Create another new variable with the categories: litter size up to 2, litter size up 7, litter over 7. Produce appropriate diagnostic plots, and use an F-test to compute a p-value. What is the null hypothesis? What is the conclusion?
brains[, "Litter.size"] <- "Small"
brains$Litter.size[brains$Litter > 2] <- "Medium"
brains$Litter.size[brains$Litter > 7] <- "Large"
bwplot(Litter.size ~ log(Body), data = brains)
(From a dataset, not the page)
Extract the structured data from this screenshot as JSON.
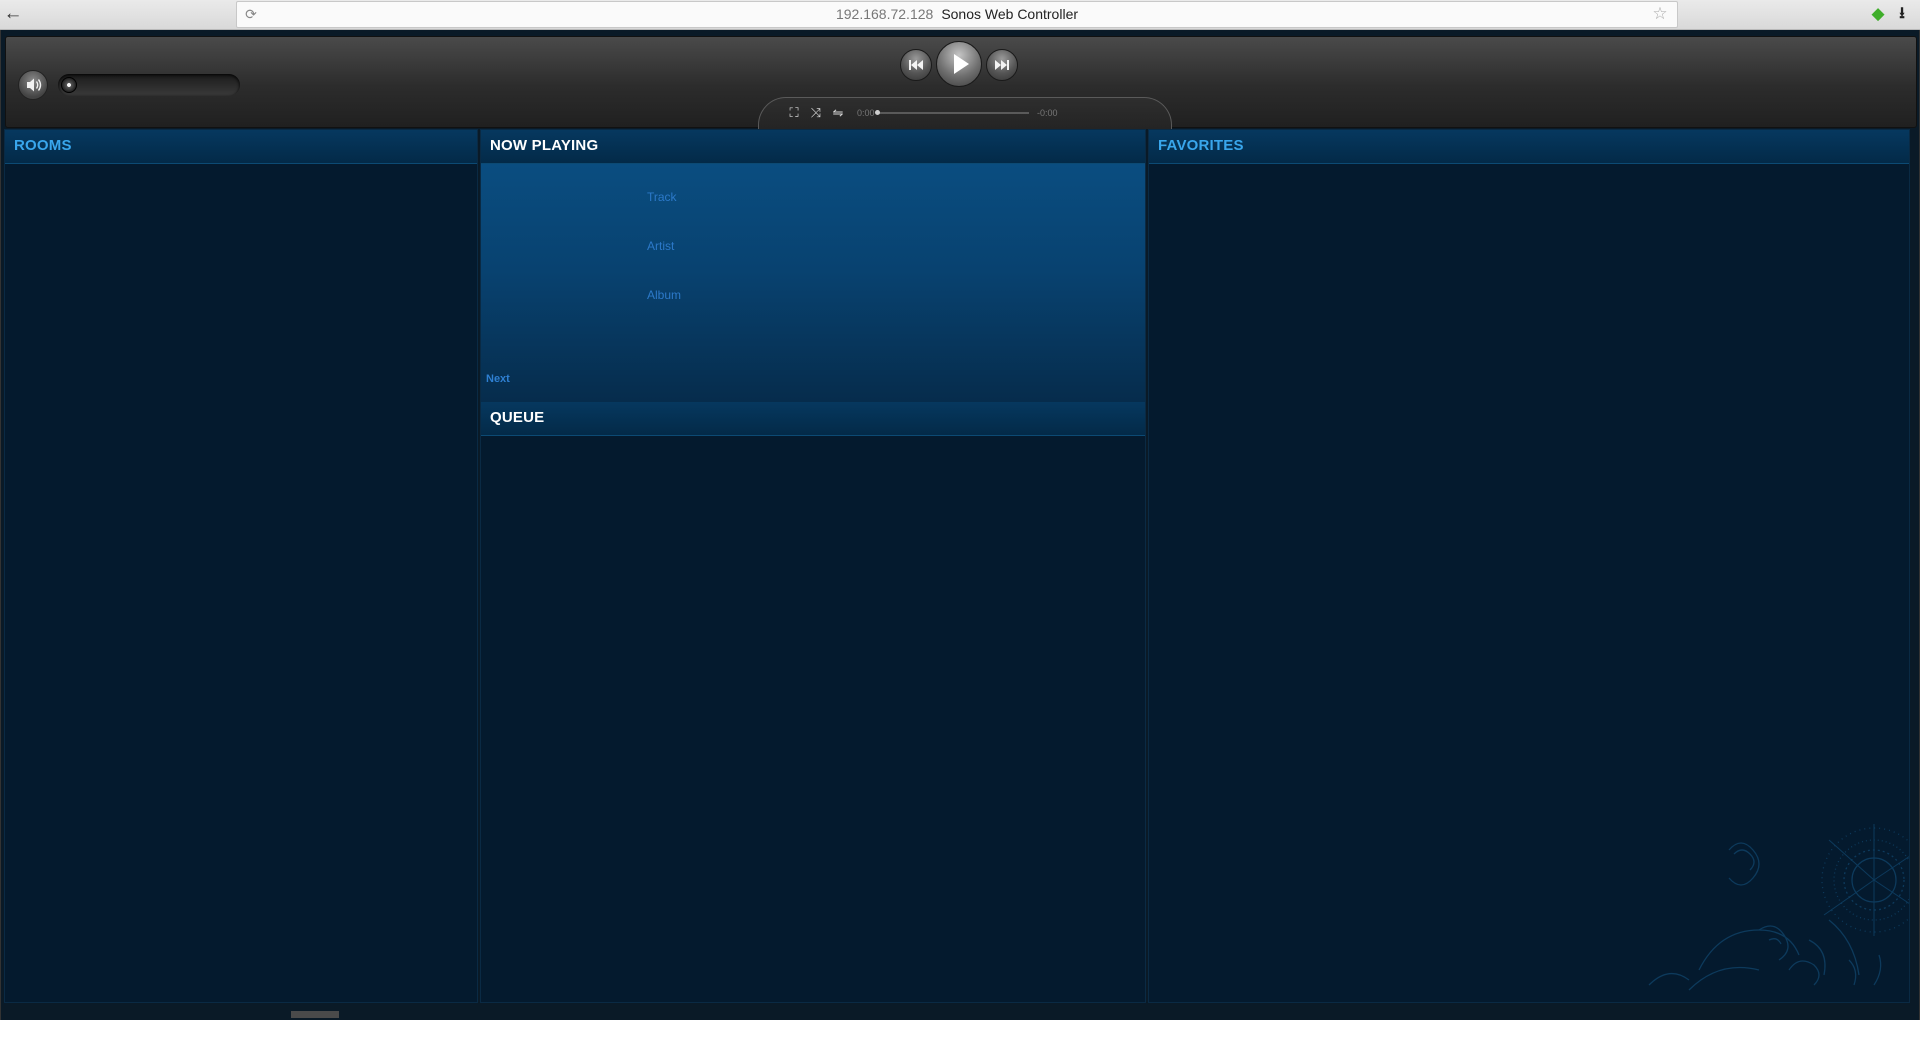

summary(lm(log(Body)~Litter.size, data = brains))
##
## Call:
## lm(formula = log(Body) ~ Litter.size, data = brains)
##
## Residuals:
## Min 1Q Median 3Q Max
## -6.1810 -1.7738 0.4722 1.7939 4.8840
##
## Coefficients:
## Estimate Std. Error t value Pr(>|t|)
## (Intercept) 0.3908 1.5319 0.255 0.7992
## Litter.sizeMedium 0.2467 1.5944 0.155 0.8774
## Litter.sizeSmall 2.7742 1.5717 1.765 0.0808 .
## ---
## Signif. codes: 0 '***' 0.001 '**' 0.01 '*' 0.05 '.' 0.1 ' ' 1
##
## Residual standard error: 2.653 on 93 degrees of freedom
## Multiple R-squared: 0.1867, Adjusted R-squared: 0.1692
## F-statistic: 10.68 on 2 and 93 DF, p-value: 6.697e-05
We can reject the hypothesis that there is no relationship between body weight and litter size.